Tennessee’s farmers harvested nearly one million acres of corn in 2020, but some producers still had to battle a pests.

The corn crop at UT’s West Tennessee AgResearch Center was harvested weeks ago, but there are still living things staying behind in this field, trying to eat, survive and reach adulthood and reproduce. Center Director, Scott Stewart, an entomologist, only has to rip apart a stalk or two to find trouble.

The southwestern corn borer is a pest that has a taste for corn. They can drain nutrients from the plan and inhibit water flow to corn ears.

“It’s a pretty significant, historical pest, one we have chronic problems with year in and year out with certain geographies in west Tennessee,” Stewart states. “They can be mild to really, really bad.”

The past several years, soybeans have been Tennessee’s top row crop, but it still grows a ton or corn-- nearly a million acres this past year, and statewide yields were pretty solid.

However, farmers had plenty of challenges, most notably pests like the corn borer. A mild winter meant their population was plentiful, but there is a way to fight this pest-- Bt technology insecticides.

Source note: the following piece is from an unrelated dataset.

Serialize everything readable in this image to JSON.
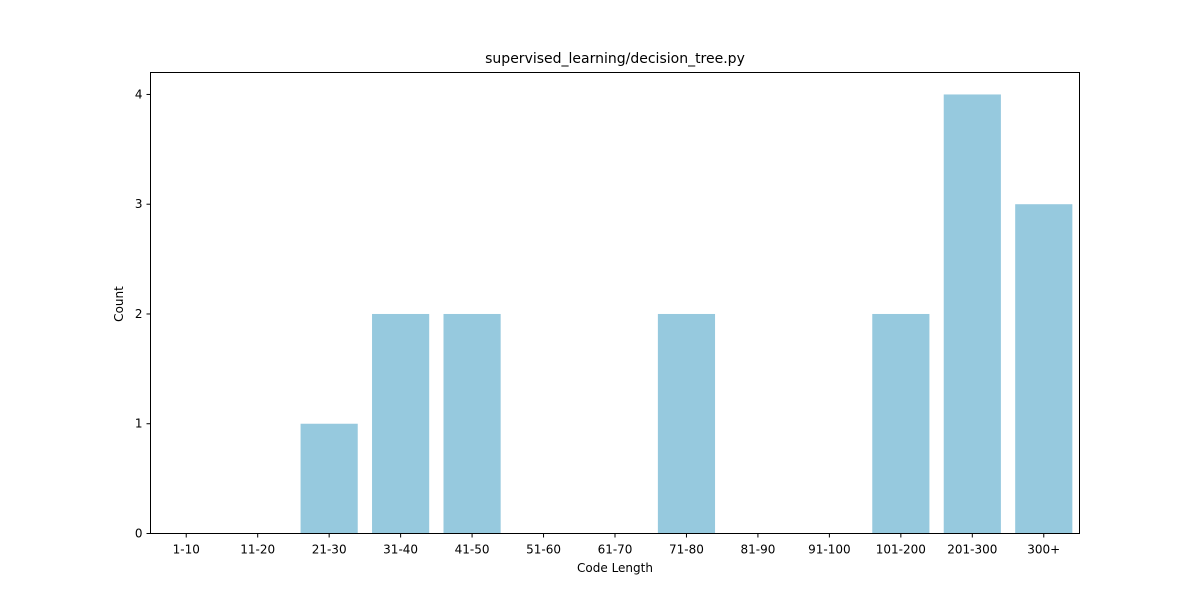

“Bt stands for bacillus thuringiensis. It’s a bacteria, but they’re taking genes from that Bt bacteria that produce toxins. Those toxins are very specific to certain insects and they’ve actually put that into the genome of the corn or cotton plant,” according to Stewart.

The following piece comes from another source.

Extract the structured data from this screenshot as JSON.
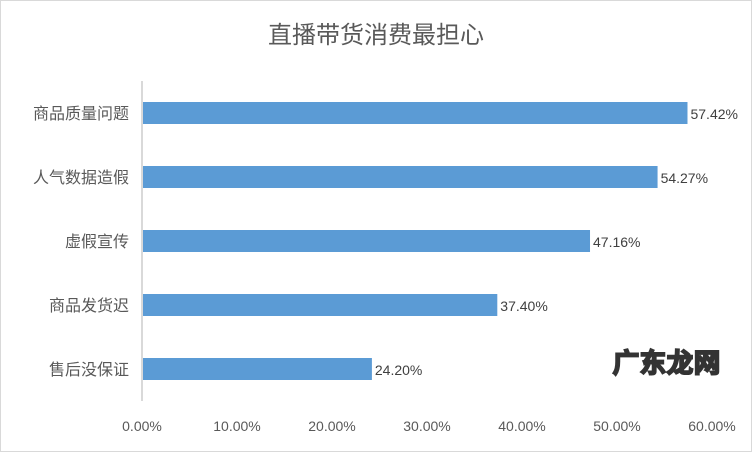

The benefits of Bt are documented and visible. Stewart and other researchers had Bt corn in parts of this field, but not in others. Where there was no Bt, there were plenty of corn borers and damage to the crop.

“I’ve got data... we probably saw about a 15 to 20-bushel yield decline where we had non-Bt corn that was infested pretty heavily with the southwestern corn borer,” he adds. “I’ve done tests in west Tennessee where we’ve seen 40 to 50-bushel declines in these same kinds of tests.”

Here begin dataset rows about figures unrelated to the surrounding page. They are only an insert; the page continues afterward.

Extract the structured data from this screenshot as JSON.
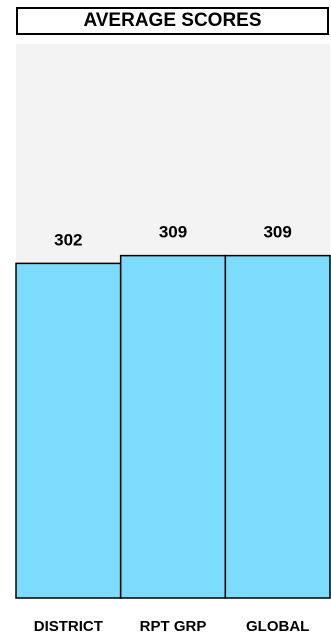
{
  "chart_data": {
    "type": "bar",
    "title": "AVERAGE SCORES",
    "categories": [
      "DISTRICT",
      "RPT GRP",
      "GLOBAL"
    ],
    "values": [
      302,
      309,
      309
    ],
    "ylim": [
      0,
      500
    ],
    "xlabel": "",
    "ylabel": "",
    "grid": false,
    "colors": {
      "bar": "#7ddcfc",
      "plot_background": "#f3f3f3",
      "outline": "#000000"
    }
  }
}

As farmers walk their fields this fall, accessing the damage from pests, they can prepare for next season, and researcher tells them Bt technology could be a good option when it comes to protecting their crops.

In regards to Bt corn, the EPA has proposed some changes to the Federal Insecticide, Fungicide, and Rodenticide Act, or FIFRA. Comments on those changes are due by November 9th. It could phase out all Bt corn hybrids and cotton that do not include Syngenta’s VIP 3A protein.